UK National Health Service accredited apps leak medical data



A number of UK National Health Service (NHS) accredited smartphone health apps do not properly secure customer data and have poor information privacy practices, according to researchers at Imperial College London, who checked 79 of the 230-plus apps available in NHS England's Health Apps Library.

Apps in the library are supposed to be compliant with data protection legislation and undergo tests to ensure they meet standards of clinical and data safety. But despite this vetting, the researchers found that many of the apps weren't up to the required standard with some ignoring privacy standards, and nearly a third (29 per cent) sending the data ,which included both personal and health data, without any encryption at all. The majority also sent personal data to an third party associated online service.

"If we were talking about health apps generally in the consumer space, then what we found would not be surprising," said Kit Huckvale, a PhD student at Imperial College London, who co-wrote the study, suggesting that the NHS vetting procedures should conform to a higher standard.
The study sent bogus user data to all 79 apps in the study, and looked into how this was handled, eventually exposing those with poor security.  Four apps sent both identifying and health information without encryption. Although the study was not designed to examine data handling after transmission to online services, security problems appeared to place users at risk of data theft in two cases. The NHS has since claimed that it has removed the apps that are vulnerable, or has contacted the developers to insist they were updated.

But the findings are not surprising.
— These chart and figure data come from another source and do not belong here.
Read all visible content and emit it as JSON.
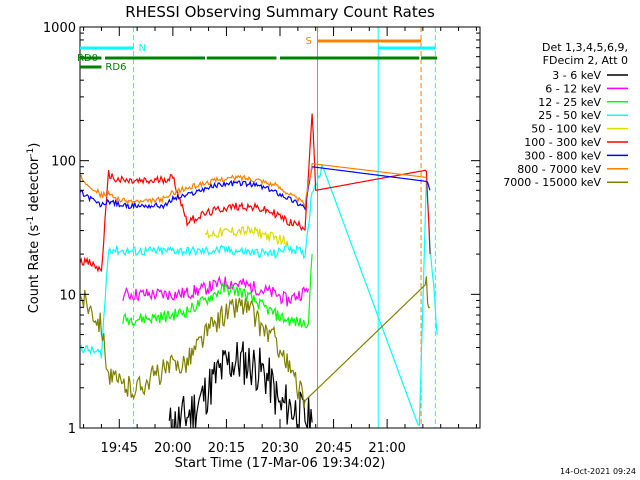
{
  "chart_data": {
    "type": "line",
    "title": "RHESSI Observing Summary Count Rates",
    "xlabel": "Start Time (17-Mar-06 19:34:02)",
    "ylabel_main": "Count Rate (s",
    "ylabel_sup1": "-1",
    "ylabel_mid": " detector",
    "ylabel_sup2": "-1",
    "ylabel_end": ")",
    "yscale": "log",
    "ylim": [
      1,
      1000
    ],
    "xlim_minutes": [
      0,
      112
    ],
    "x_tick_labels": [
      "19:45",
      "20:00",
      "20:15",
      "20:30",
      "20:45",
      "21:00"
    ],
    "x_tick_minutes": [
      11,
      26,
      41,
      56,
      71,
      86
    ],
    "y_tick_labels": [
      "1",
      "10",
      "100",
      "1000"
    ],
    "y_tick_values": [
      1,
      10,
      100,
      1000
    ],
    "timestamp": "14-Oct-2021 09:24",
    "legend": {
      "header_line1": "Det 1,3,4,5,6,9,",
      "header_line2": "FDecim 2, Att 0",
      "placement": "top-right, outside plot"
    },
    "series": [
      {
        "name": "3 - 6 keV",
        "color": "#000000",
        "x": [
          25,
          31,
          35,
          38,
          41,
          44,
          48,
          52,
          54,
          56,
          58,
          61,
          63,
          65
        ],
        "values": [
          1,
          1.3,
          1.8,
          2.4,
          3.0,
          3.2,
          3.0,
          2.5,
          2.0,
          1.4,
          1.5,
          1.3,
          1.2,
          1.1
        ]
      },
      {
        "name": "6 - 12 keV",
        "color": "#ff00ff",
        "x": [
          12,
          18,
          24,
          26,
          30,
          35,
          40,
          45,
          50,
          55,
          58,
          63,
          64
        ],
        "values": [
          10,
          10,
          10,
          10,
          10.2,
          11,
          12.3,
          12,
          11,
          10,
          9,
          10.5,
          11
        ]
      },
      {
        "name": "12 - 25 keV",
        "color": "#00ff00",
        "x": [
          12,
          18,
          24,
          26,
          30,
          35,
          40,
          45,
          50,
          55,
          58,
          63,
          64,
          65
        ],
        "values": [
          6.5,
          6.6,
          6.8,
          7.0,
          7.5,
          9.0,
          11,
          10.5,
          8.5,
          7,
          6.4,
          6.0,
          6.5,
          20
        ]
      },
      {
        "name": "25 - 50 keV",
        "color": "#00ffff",
        "x": [
          0,
          3,
          6,
          8,
          12,
          18,
          24,
          26,
          30,
          35,
          40,
          45,
          50,
          55,
          58,
          63,
          65,
          68,
          95,
          97,
          98,
          100
        ],
        "values": [
          4.0,
          3.8,
          3.6,
          22,
          21,
          21,
          21,
          21.5,
          21,
          21,
          21.5,
          21,
          20.5,
          20,
          23,
          20,
          60,
          90,
          1,
          75,
          25,
          5
        ]
      },
      {
        "name": "50 - 100 keV",
        "color": "#dddd00",
        "x": [
          35,
          40,
          45,
          50,
          55,
          58
        ],
        "values": [
          28,
          29,
          30,
          29,
          26,
          25
        ]
      },
      {
        "name": "100 - 300 keV",
        "color": "#ff0000",
        "x": [
          0,
          3,
          6,
          8,
          10,
          14,
          20,
          26,
          30,
          35,
          40,
          45,
          50,
          55,
          58,
          63,
          65,
          66,
          97,
          98
        ],
        "values": [
          18,
          17,
          15,
          80,
          72,
          70,
          70,
          75,
          35,
          40,
          44,
          46,
          44,
          40,
          35,
          32,
          230,
          60,
          85,
          20
        ]
      },
      {
        "name": "300 - 800 keV",
        "color": "#0000ff",
        "x": [
          0,
          3,
          6,
          8,
          12,
          18,
          24,
          26,
          30,
          35,
          40,
          45,
          50,
          55,
          58,
          63,
          65,
          97,
          98
        ],
        "values": [
          58,
          52,
          46,
          50,
          46,
          46,
          46,
          52,
          55,
          62,
          67,
          68,
          65,
          58,
          53,
          45,
          90,
          70,
          60
        ]
      },
      {
        "name": "800 - 7000 keV",
        "color": "#ff8000",
        "x": [
          0,
          3,
          6,
          8,
          12,
          18,
          24,
          26,
          30,
          35,
          40,
          45,
          50,
          55,
          58,
          63,
          65,
          97
        ],
        "values": [
          75,
          65,
          55,
          56,
          50,
          49,
          52,
          58,
          62,
          68,
          73,
          75,
          72,
          65,
          58,
          47,
          95,
          75
        ]
      },
      {
        "name": "7000 - 15000 keV",
        "color": "#808000",
        "x": [
          0,
          3,
          6,
          8,
          10,
          14,
          16,
          20,
          26,
          30,
          35,
          40,
          45,
          48,
          50,
          55,
          58,
          61,
          63,
          97,
          98
        ],
        "values": [
          10,
          8,
          6,
          2.5,
          2.2,
          2.0,
          2.0,
          2.4,
          2.9,
          3.2,
          5,
          7,
          8.5,
          7.5,
          6,
          4.5,
          3,
          2,
          1.6,
          12,
          8
        ]
      }
    ],
    "vertical_markers": [
      {
        "color": "#00ffff",
        "style": "solid",
        "minute": 0
      },
      {
        "color": "#00ffff",
        "style": "dashed",
        "minute": 15
      },
      {
        "color": "#00ffff",
        "style": "solid",
        "minute": 83.5
      },
      {
        "color": "#ff8000",
        "style": "solid",
        "minute": 66.5
      },
      {
        "color": "#ff8000",
        "style": "dashed",
        "minute": 95.5
      },
      {
        "color": "#00ffff",
        "style": "dashed",
        "minute": 99.5
      }
    ],
    "flags": {
      "N": {
        "label": "N",
        "color": "#00ffff",
        "intervals": [
          [
            0,
            15
          ],
          [
            83.5,
            99.5
          ]
        ]
      },
      "S": {
        "label": "S",
        "color": "#ff8000",
        "intervals": [
          [
            66.5,
            95.5
          ]
        ]
      },
      "RD0": {
        "label": "RD0",
        "color": "#008000",
        "intervals": [
          [
            0,
            6
          ],
          [
            7,
            35
          ],
          [
            35.5,
            55
          ],
          [
            56,
            95
          ],
          [
            95.5,
            100
          ]
        ]
      },
      "RD6": {
        "label": "RD6",
        "color": "#008000",
        "intervals": [
          [
            0,
            6
          ]
        ]
      }
    }
  }
}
After all, in June, NHS England was put under scrutiny for its review criteria for the Health Apps Library. The criteria were designed to provide a framework to assess those apps for suitability before they're published for the public to download - but they had been labelled weak, and furthermore it seemed as if some of the apps failed to meet even that low standard.
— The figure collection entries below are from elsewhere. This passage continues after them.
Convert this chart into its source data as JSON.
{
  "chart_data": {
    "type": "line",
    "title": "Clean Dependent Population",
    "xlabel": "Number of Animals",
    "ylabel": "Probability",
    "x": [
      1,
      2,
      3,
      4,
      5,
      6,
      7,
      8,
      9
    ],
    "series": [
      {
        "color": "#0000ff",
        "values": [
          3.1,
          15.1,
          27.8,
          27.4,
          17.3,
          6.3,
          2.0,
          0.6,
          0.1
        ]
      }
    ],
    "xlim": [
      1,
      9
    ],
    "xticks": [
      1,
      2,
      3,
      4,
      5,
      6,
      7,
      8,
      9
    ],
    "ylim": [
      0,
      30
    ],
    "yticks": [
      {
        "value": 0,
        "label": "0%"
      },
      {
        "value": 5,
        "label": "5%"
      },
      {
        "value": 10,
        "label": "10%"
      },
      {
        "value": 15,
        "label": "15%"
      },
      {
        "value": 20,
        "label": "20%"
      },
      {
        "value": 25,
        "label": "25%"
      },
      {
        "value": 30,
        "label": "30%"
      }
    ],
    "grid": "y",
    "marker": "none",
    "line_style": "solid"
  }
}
At the time, Phil Booth, co-ordinator at health privacy campaign group medConfidential, described the review criteria as "very weak", and added that his organisation had given feedback to NHS England on how some of the apps could be improved, but that the advice appeared to have been ignored.  For example the five step approval process is heavily focused on ensuring the information the app supplies is from an approved source and there appears to be little or no assessment of the apps suitability to handle or transmit data securely.

"Unfortunately, not all of the apps currently in the library even meet the criteria they supposedly should. And, despite having provided detailed and specific feedback on a number of these apps using the provided feedback forms on the relevant web pages SIX weeks ago, we have had no response - and nothing appears to have changed on the site."  At that time however a spokesperson from NHS England went directly to denial mode and claimed that the newly published report was out of date and that NHS Choices has improved slightly since it was written. Well that’s okay then except for the fact nothing whatsoever has been fixed.
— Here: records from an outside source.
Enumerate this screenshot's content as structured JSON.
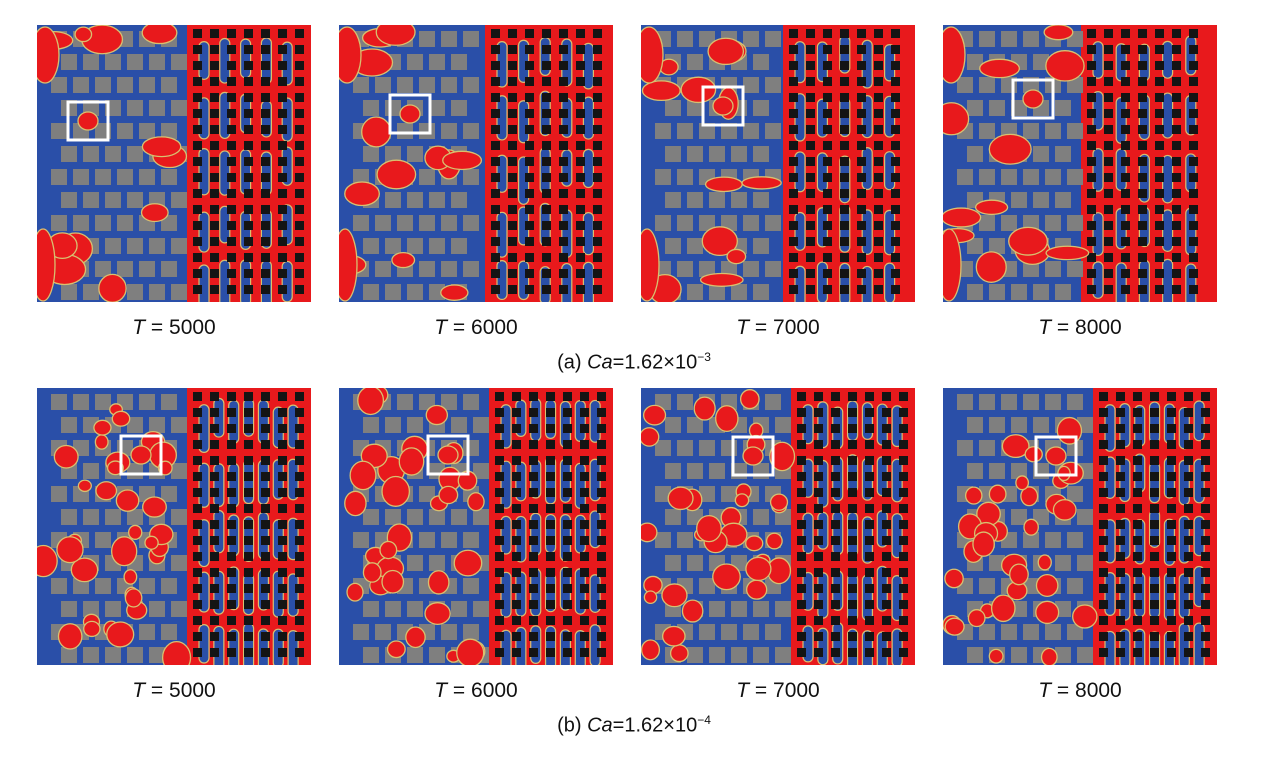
{
  "colors": {
    "wetting": "#2a4fa8",
    "nonwetting": "#e8191c",
    "interface": "#d8c070",
    "solid_gray": "#7f7f7f",
    "solid_black": "#141414",
    "highlight_box": "#ffffff"
  },
  "rows": [
    {
      "caption": {
        "prefix": "(a) ",
        "var": "Ca",
        "eq": "=1.62×10",
        "exp": "−3"
      },
      "seed": 11,
      "panels": [
        {
          "t_var": "T",
          "t_text": " = 5000"
        },
        {
          "t_var": "T",
          "t_text": " = 6000"
        },
        {
          "t_var": "T",
          "t_text": " = 7000"
        },
        {
          "t_var": "T",
          "t_text": " = 8000"
        }
      ]
    },
    {
      "caption": {
        "prefix": "(b) ",
        "var": "Ca",
        "eq": "=1.62×10",
        "exp": "−4"
      },
      "seed": 37,
      "panels": [
        {
          "t_var": "T",
          "t_text": " = 5000"
        },
        {
          "t_var": "T",
          "t_text": " = 6000"
        },
        {
          "t_var": "T",
          "t_text": " = 7000"
        },
        {
          "t_var": "T",
          "t_text": " = 8000"
        }
      ]
    }
  ]
}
The findings of the Imperial College London study suggest that NHS England failed to take notice of medConfidential's advice. It is likely that the Health Apps Library could be another major IT project fail for the NHS. It appears the NHS is taking a purely reactive stance to ensuring the library contains secure apps, as opposed to an eminently more sensible (considering what’s at stake) proactive approach, and this may well lead to personal and health data getting into the hands of criminals.

The NHS is just one amongst many organisations that needs to get up to speed with the criminal reality that is todays cyber world.